# Joslin's grappling tournament



## JDenz (Oct 2, 2002)

Anyone going?  Team Horizon is and we hope to make a name for ourselves.


----------



## ace (Oct 3, 2002)

Waz up Jdenz.
Go team Horizon!
:yinyang: :yinyang: 
Primo


----------



## JDenz (Oct 3, 2002)

You know it


----------



## ace (Oct 3, 2002)

Yes i Do
 :cheers: 
Primo


----------



## GouRonin (Oct 3, 2002)

Some of the guys from the club I belong to are planning on going. From what I hear the turnout will be big.


----------



## JDenz (Oct 3, 2002)

I guess last time they had something near 400 people should be a real good tournament


----------



## Kyle (Oct 16, 2002)

It is a good well-run BJJ/grappling tourney.  I competed last year, they had a nice turnout.

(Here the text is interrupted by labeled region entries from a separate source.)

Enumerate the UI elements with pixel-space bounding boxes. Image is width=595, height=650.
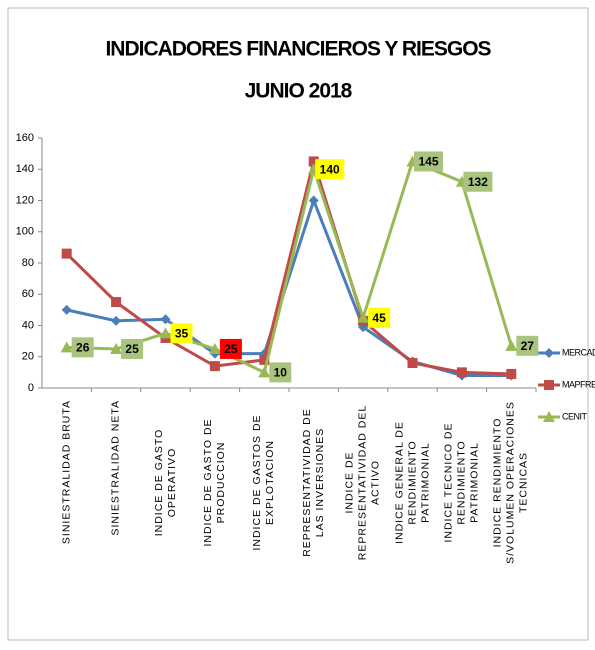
marker [209, 361, 220, 372]
marker [110, 342, 123, 354]
x-tick-label: INDICE DE GASTOS DE EXPLOTACION [251, 414, 277, 551]
legend-label: CENIT [562, 411, 588, 421]
marker [407, 358, 418, 368]
chart-title: INDICADORES FINANCIEROS Y RIESGOS [105, 38, 491, 61]
data-label-box [219, 338, 242, 359]
marker [544, 380, 554, 390]
data-label: 45 [372, 311, 386, 325]
marker [111, 297, 122, 308]
marker [308, 156, 319, 167]
data-label-box [71, 337, 94, 358]
marker [160, 314, 171, 325]
y-tick-label: 60 [22, 288, 34, 300]
data-label-box [463, 171, 493, 192]
x-tick-label: INDICE DE GASTO DE PRODUCCION [201, 418, 227, 547]
y-tick-label: 100 [16, 226, 34, 238]
chart-subtitle: JUNIO 2018 [245, 80, 353, 103]
y-tick-label: 160 [16, 132, 34, 144]
x-tick-label: SINIESTRALIDAD BRUTA [60, 400, 73, 545]
y-tick-label: 0 [28, 382, 34, 394]
data-label-box [368, 307, 391, 328]
y-tick-label: 140 [16, 163, 34, 175]
x-tick-label: INDICE GENERAL DE RENDIMIENTO PATRIMONIA… [393, 421, 431, 544]
marker [357, 311, 370, 323]
data-label: 26 [76, 341, 90, 355]
marker [258, 366, 271, 378]
marker [208, 342, 221, 354]
x-tick-label: SINIESTRALIDAD NETA [109, 400, 122, 536]
y-tick-label: 20 [22, 351, 34, 363]
x-tick-label: INDICE RENDIMIENTO S/VOLUMEN OPERACIONES… [491, 401, 530, 564]
legend-label: MAPFRE [562, 379, 595, 389]
data-label: 25 [125, 342, 139, 356]
data-label: 10 [274, 366, 288, 380]
marker [61, 304, 72, 315]
marker [60, 341, 73, 353]
y-tick-label: 40 [22, 319, 34, 331]
marker [543, 411, 555, 422]
data-label: 132 [468, 175, 488, 189]
data-label-box [269, 362, 292, 383]
y-tick-label: 80 [22, 257, 34, 269]
marker [544, 348, 554, 358]
x-tick-label: INDICE DE GASTO OPERATIVO [152, 428, 178, 537]
data-label-box [315, 159, 345, 180]
series-line [65, 155, 512, 376]
y-tick-label: 120 [16, 194, 34, 206]
x-tick-label: INDICE DE REPRESENTATIVIDAD DEL ACTIVO [343, 404, 382, 561]
data-label: 27 [521, 339, 535, 353]
x-tick-label: INDICE TECNICO DE RENDIMIENTO PATRIMONIA… [442, 422, 481, 543]
data-label-box [170, 323, 193, 344]
data-label-box [414, 151, 443, 172]
marker [506, 368, 517, 379]
data-label-box [121, 338, 144, 359]
marker [111, 315, 122, 326]
marker [159, 327, 172, 339]
x-tick-label: REPRESENTATIVIDAD DE LAS INVERSIONES [300, 408, 326, 557]
marker [308, 195, 319, 206]
frame [7, 7, 589, 641]
marker [259, 354, 270, 365]
data-label: 25 [224, 342, 238, 356]
marker [456, 367, 467, 378]
marker [61, 248, 72, 259]
data-label: 35 [175, 326, 189, 340]
data-label: 140 [320, 162, 340, 176]
data-label-box [516, 335, 539, 356]
legend-label: MERCADO [562, 347, 595, 357]
data-label: 145 [418, 155, 438, 169]
marker [505, 339, 518, 351]
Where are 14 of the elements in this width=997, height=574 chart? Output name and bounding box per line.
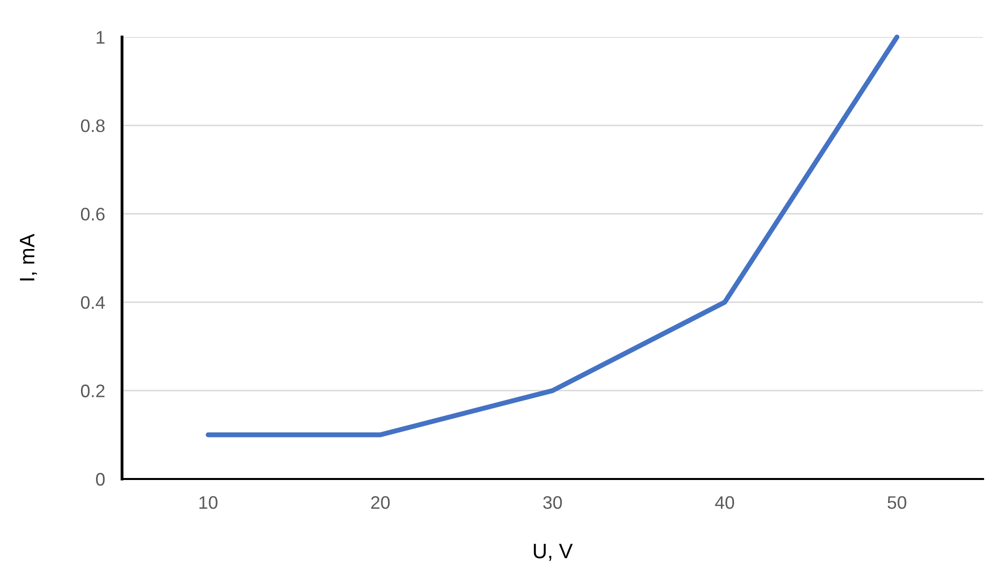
y-tick-label: 0 [96, 472, 105, 486]
x-tick-label: 40 [715, 496, 734, 509]
x-tick-label: 50 [888, 496, 906, 509]
y-tick-label: 0.6 [80, 208, 105, 221]
y-tick-label: 1 [96, 31, 104, 44]
x-axis-title: U, V [534, 544, 573, 561]
x-tick-label: 30 [543, 496, 562, 509]
y-tick-label: 0.2 [80, 384, 104, 398]
x-tick-label: 20 [371, 496, 390, 509]
x-tick-label: 10 [199, 496, 218, 509]
y-tick-label: 0.4 [80, 296, 105, 309]
y-tick-label: 0.8 [80, 119, 105, 132]
line-series [206, 34, 900, 438]
y-axis-title: I, mA [20, 234, 37, 280]
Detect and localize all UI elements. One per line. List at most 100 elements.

Primo, I hope you won't sandbag again this year in the beginner division  

     - Kyle


----------



## JDenz (Oct 16, 2002)

thanks for the imput Kyle.


----------



## GouRonin (Oct 16, 2002)

Hello?


----------



## JDenz (Oct 16, 2002)

November 10,2002
25 high street
Hamilton, Ontario, Canada
web site Joslinkskarate.com


----------